The author walks a fine line of on the one hand, looking at where TCM and Western medicine may start and end up at the same place, by a different route; and on the other hand, noting that (in a very Daoist fashion), the route is where TCM places more of the focus, in contrast to Western medicine’s focus on the start and end.
He makes the case for TCM being more holistic, and it is, though Western medicine has been catching up in this regard since this book’s publication more than 20 years ago.

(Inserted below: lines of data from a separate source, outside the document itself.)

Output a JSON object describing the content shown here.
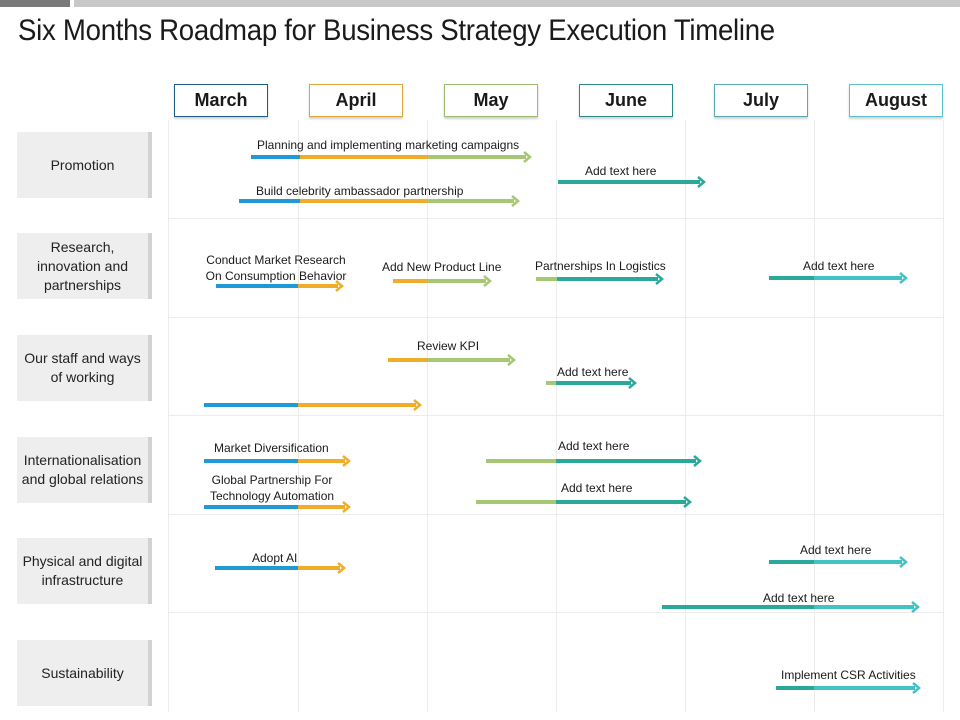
{
  "title": "Six Months Roadmap for Business Strategy Execution Timeline",
  "colors": {
    "blue": "#1f9ad6",
    "orange": "#f0ad2a",
    "green": "#a6c774",
    "teal": "#2aa89a",
    "cyan": "#43c2c6",
    "topbar_dark": "#7a7a7a",
    "topbar_light": "#c8c8c8"
  },
  "months": [
    "March",
    "April",
    "May",
    "June",
    "July",
    "August"
  ],
  "rows": [
    {
      "label": "Promotion"
    },
    {
      "label": "Research, innovation and partnerships"
    },
    {
      "label": "Our staff and ways of working"
    },
    {
      "label": "Internationalisation and global relations"
    },
    {
      "label": "Physical and digital infrastructure"
    },
    {
      "label": "Sustainability"
    }
  ],
  "tasks": [
    {
      "label": "Planning and implementing marketing campaigns",
      "row": 0
    },
    {
      "label": "Add text here",
      "row": 0
    },
    {
      "label": "Build celebrity ambassador partnership",
      "row": 0
    },
    {
      "label": "Conduct Market Research On Consumption Behavior",
      "row": 1
    },
    {
      "label": "Add New Product Line",
      "row": 1
    },
    {
      "label": "Partnerships In Logistics",
      "row": 1
    },
    {
      "label": "Add text here",
      "row": 1
    },
    {
      "label": "Review KPI",
      "row": 2
    },
    {
      "label": "Add text here",
      "row": 2
    },
    {
      "label": "",
      "row": 2
    },
    {
      "label": "Market Diversification",
      "row": 3
    },
    {
      "label": "Add text here",
      "row": 3
    },
    {
      "label": "Global Partnership For Technology Automation",
      "row": 3
    },
    {
      "label": "Add text here",
      "row": 3
    },
    {
      "label": "Adopt AI",
      "row": 4
    },
    {
      "label": "Add text here",
      "row": 4
    },
    {
      "label": "Add text here",
      "row": 4
    },
    {
      "label": "Implement CSR Activities",
      "row": 5
    }
  ]
}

The style of the writing is very easy to follow, and is not esoteric in either mysticism or scientific jargon. There are diagrams and other illustrations, for ease of comprehension, and chapter endnotes make sure we didn’t miss important things.
Bottom line: if you’re curious about Traditional Chinese Medicine, this book is the US’s most popular introduction to such, and as such, is quite a seminal text.